I want to fine tune a LLM for a very specific use case (similar to Q&A) for a specific domain current LLMs (GPT3,4 etc) don’t know that much about. I got data that reprents general knowledge of the domain I’m working in&on and data that structure the specific input->output format and examples for my use case.
When it comes to fine-tuning GPT 3.5. What do you think makes more sense. First, train on domain knowledge in general for some time and after that train for the specific use case with the more limited data set or directly train everything in a single run, where the data set will be more diverse, like books, articles etc. containing general domain knowledge and my data set representing the specific use case with unique structure.
Thank you very much
Honestly, I dont think there is a specific school of thought here about which approach might be beneficial specifically for this use case.

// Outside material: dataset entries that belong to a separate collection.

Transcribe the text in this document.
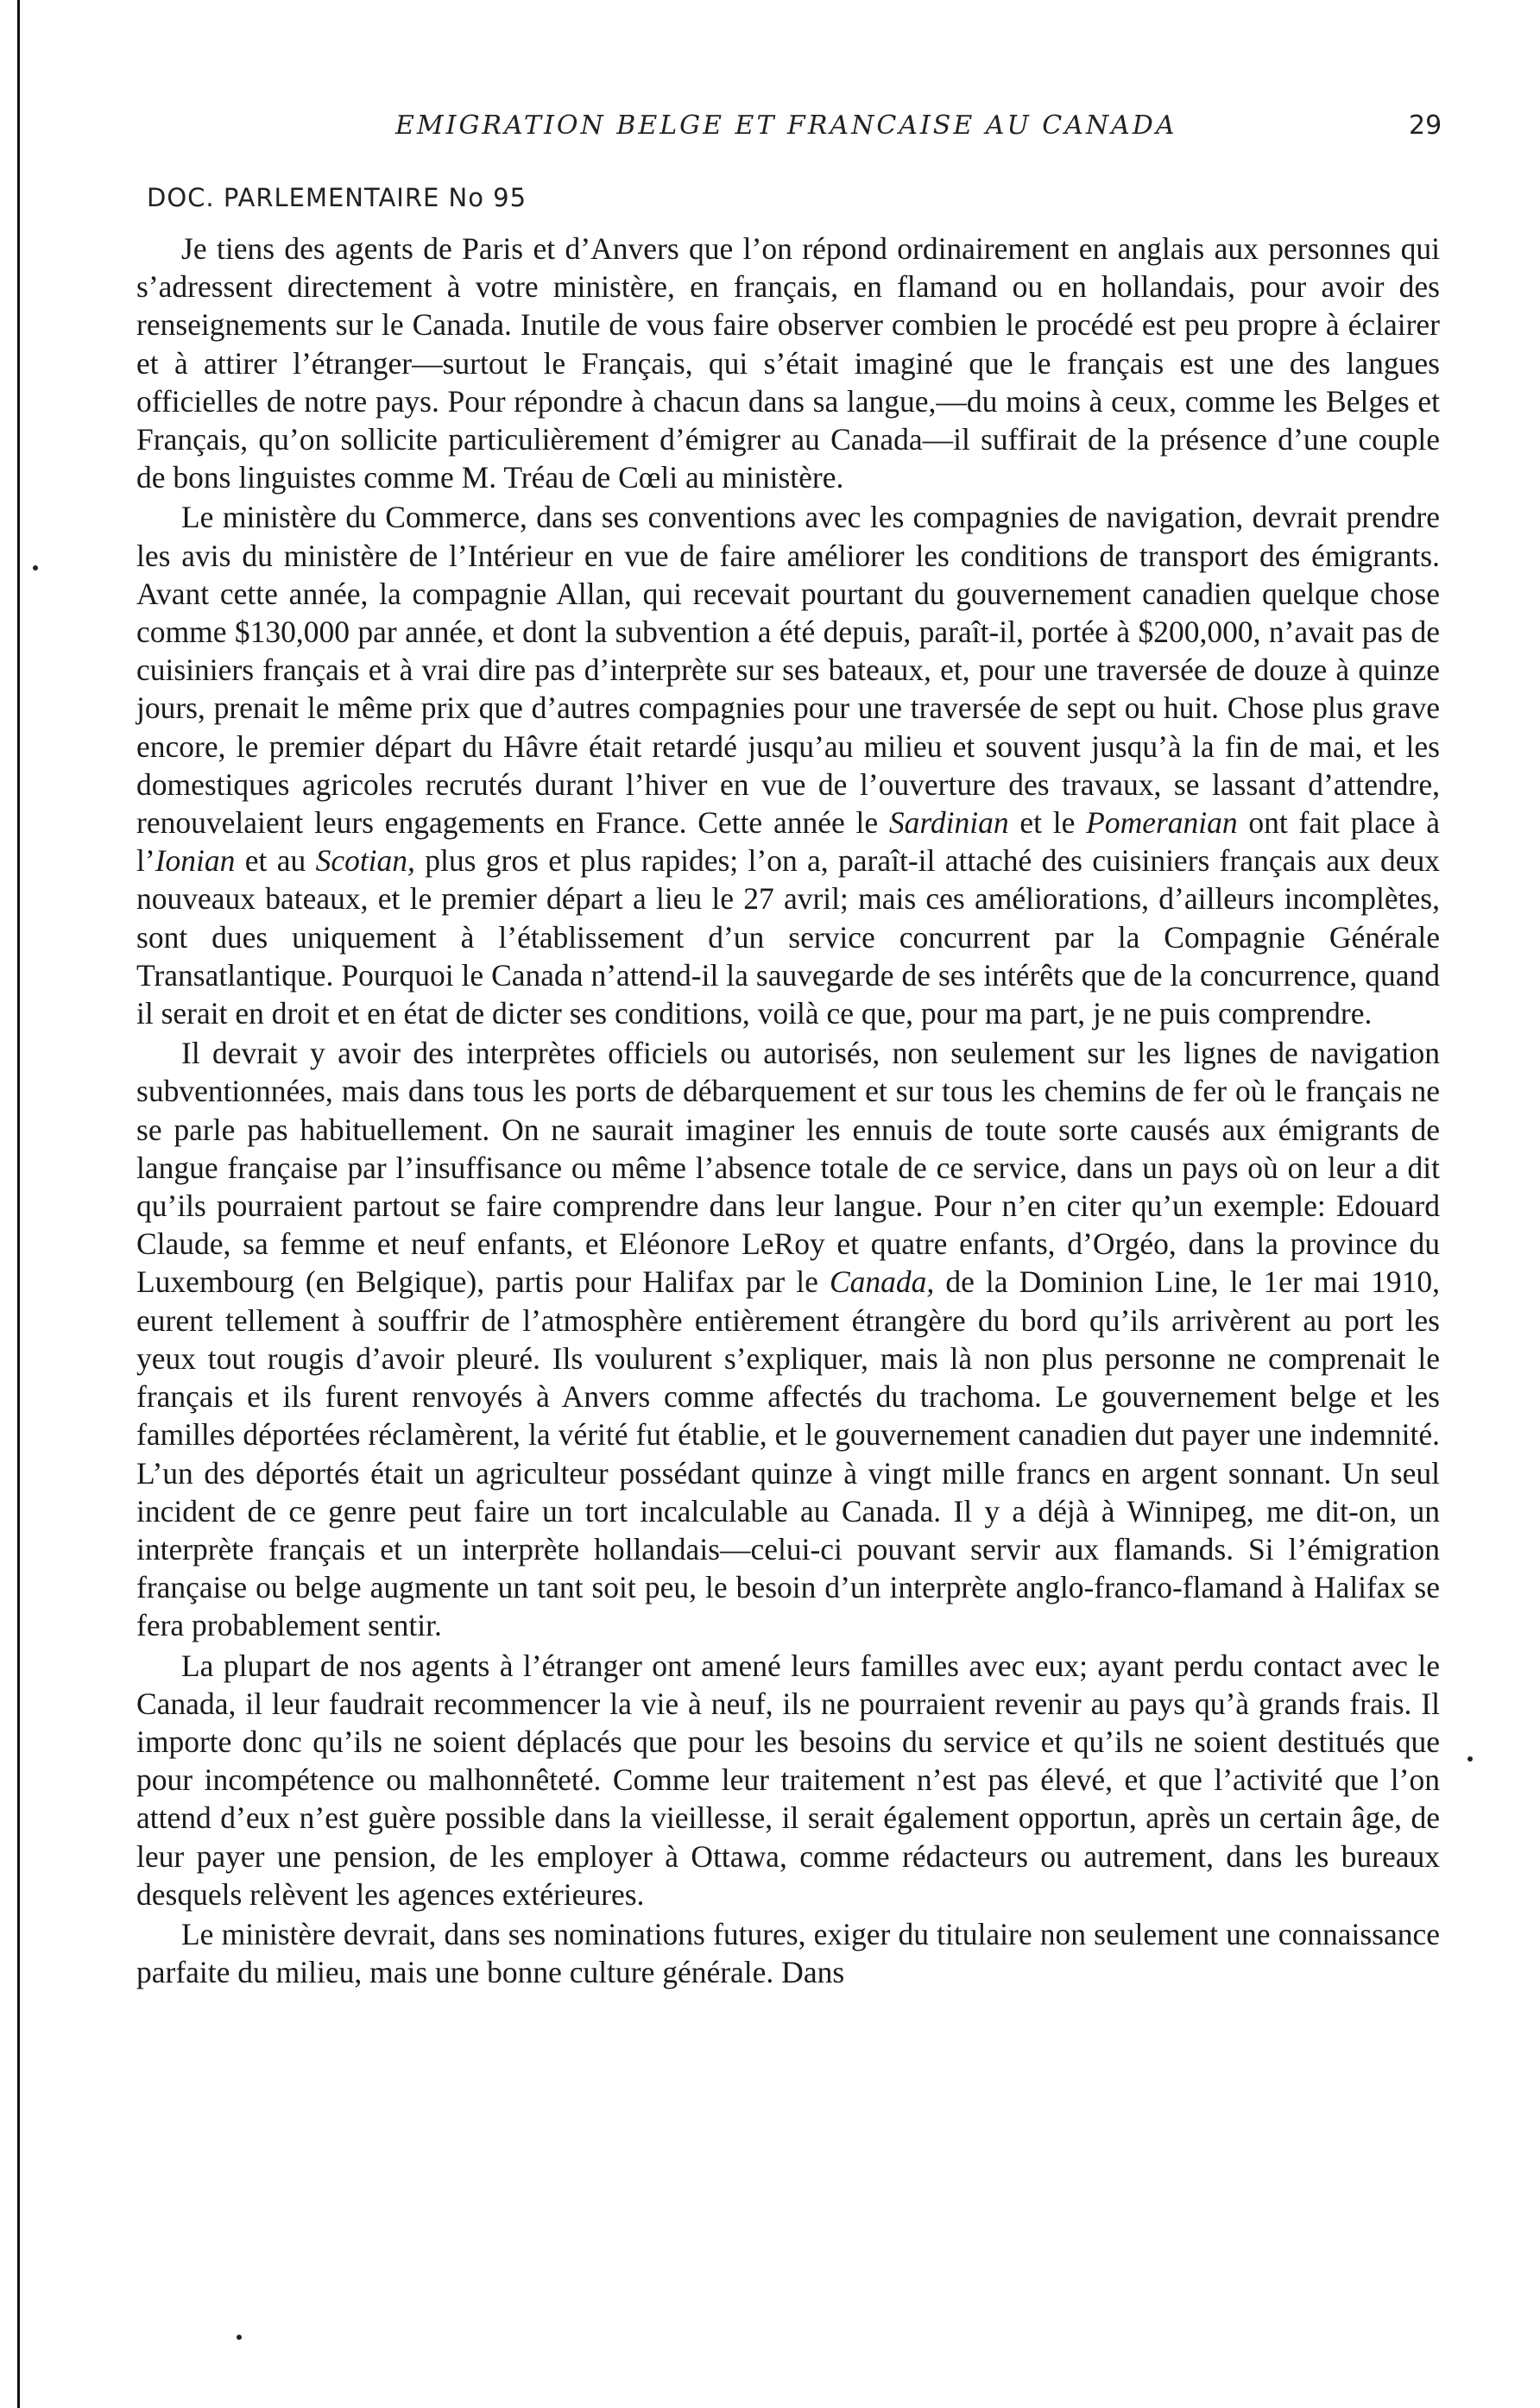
EMIGRATION BELGE ET FRANCAISE AU CANADA	29
DOC. PARLEMENTAIRE No 95

Je tiens des agents de Paris et d’Anvers que l’on répond ordinairement en anglais aux personnes qui s’adressent directement à votre ministère, en français, en flamand ou en hollandais, pour avoir des renseignements sur le Canada. Inutile de vous faire observer combien le procédé est peu propre à éclairer et à attirer l’étranger—surtout le Français, qui s’était imaginé que le français est une des langues officielles de notre pays. Pour répondre à chacun dans sa langue,—du moins à ceux, comme les Belges et Français, qu’on sollicite particulièrement d’émigrer au Canada—il suffirait de la présence d’une couple de bons linguistes comme M. Tréau de Cœli au ministère.

Le ministère du Commerce, dans ses conventions avec les compagnies de navigation, devrait prendre les avis du ministère de l’Intérieur en vue de faire améliorer les conditions de transport des émigrants. Avant cette année, la compagnie Allan, qui recevait pourtant du gouvernement canadien quelque chose comme $130,000 par année, et dont la subvention a été depuis, paraît-il, portée à $200,000, n’avait pas de cuisiniers français et à vrai dire pas d’interprète sur ses bateaux, et, pour une traversée de douze à quinze jours, prenait le même prix que d’autres compagnies pour une traversée de sept ou huit. Chose plus grave encore, le premier départ du Hâvre était retardé jusqu’au milieu et souvent jusqu’à la fin de mai, et les domestiques agricoles recrutés durant l’hiver en vue de l’ouverture des travaux, se lassant d’attendre, renouvelaient leurs engagements en France. Cette année le Sardinian et le Pomeranian ont fait place à l’Ionian et au Scotian, plus gros et plus rapides; l’on a, paraît-il attaché des cuisiniers français aux deux nouveaux bateaux, et le premier départ a lieu le 27 avril; mais ces améliorations, d’ailleurs incomplètes, sont dues uniquement à l’établissement d’un service concurrent par la Compagnie Générale Transatlantique. Pourquoi le Canada n’attend-il la sauvegarde de ses intérêts que de la concurrence, quand il serait en droit et en état de dicter ses conditions, voilà ce que, pour ma part, je ne puis comprendre.

Il devrait y avoir des interprètes officiels ou autorisés, non seulement sur les lignes de navigation subventionnées, mais dans tous les ports de débarquement et sur tous les chemins de fer où le français ne se parle pas habituellement. On ne saurait imaginer les ennuis de toute sorte causés aux émigrants de langue française par l’insuffisance ou même l’absence totale de ce service, dans un pays où on leur a dit qu’ils pourraient partout se faire comprendre dans leur langue. Pour n’en citer qu’un exemple: Edouard Claude, sa femme et neuf enfants, et Eléonore LeRoy et quatre enfants, d’Orgéo, dans la province du Luxembourg (en Belgique), partis pour Halifax par le Canada, de la Dominion Line, le 1er mai 1910, eurent tellement à souffrir de l’atmosphère entièrement étrangère du bord qu’ils arrivèrent au port les yeux tout rougis d’avoir pleuré. Ils voulurent s’expliquer, mais là non plus personne ne comprenait le français et ils furent renvoyés à Anvers comme affectés du trachoma. Le gouvernement belge et les familles déportées réclamèrent, la vérité fut établie, et le gouvernement canadien dut payer une indemnité. L’un des déportés était un agriculteur possédant quinze à vingt mille francs en argent sonnant. Un seul incident de ce genre peut faire un tort incalculable au Canada. Il y a déjà à Winnipeg, me dit-on, un interprète français et un interprète hollandais—celui-ci pouvant servir aux flamands. Si l’émigration française ou belge augmente un tant soit peu, le besoin d’un interprète anglo-franco-flamand à Halifax se fera probablement sentir.

La plupart de nos agents à l’étranger ont amené leurs familles avec eux; ayant perdu contact avec le Canada, il leur faudrait recommencer la vie à neuf, ils ne pourraient revenir au pays qu’à grands frais. Il importe donc qu’ils ne soient déplacés que pour les besoins du service et qu’ils ne soient destitués que pour incompétence ou malhonnêteté. Comme leur traitement n’est pas élevé, et que l’activité que l’on attend d’eux n’est guère possible dans la vieillesse, il serait également opportun, après un certain âge, de leur payer une pension, de les employer à Ottawa, comme rédacteurs ou autrement, dans les bureaux desquels relèvent les agences extérieures.

Le ministère devrait, dans ses nominations futures, exiger du titulaire non seulement une connaissance parfaite du milieu, mais une bonne culture générale. Dans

Just cause you have a specific input/output format and examples, it would make sense to train first on the general domain knowledge and then onto the specifics so that the model has that understanding of the formatting.
Although for GPT, i do not think that you can fine tune a model which has already been fine tuned once before, so you might have to use a big single run
Yeah, currently you cannot finetune an already finetuned model. But you could fake it in that you do not train two different datasets for multiple epochs but unify in one dataset where the one dataset repeats 10 times and then the other 10 times and then training for only one epoch. But, I haven’t done that, yet, so it is more an idea.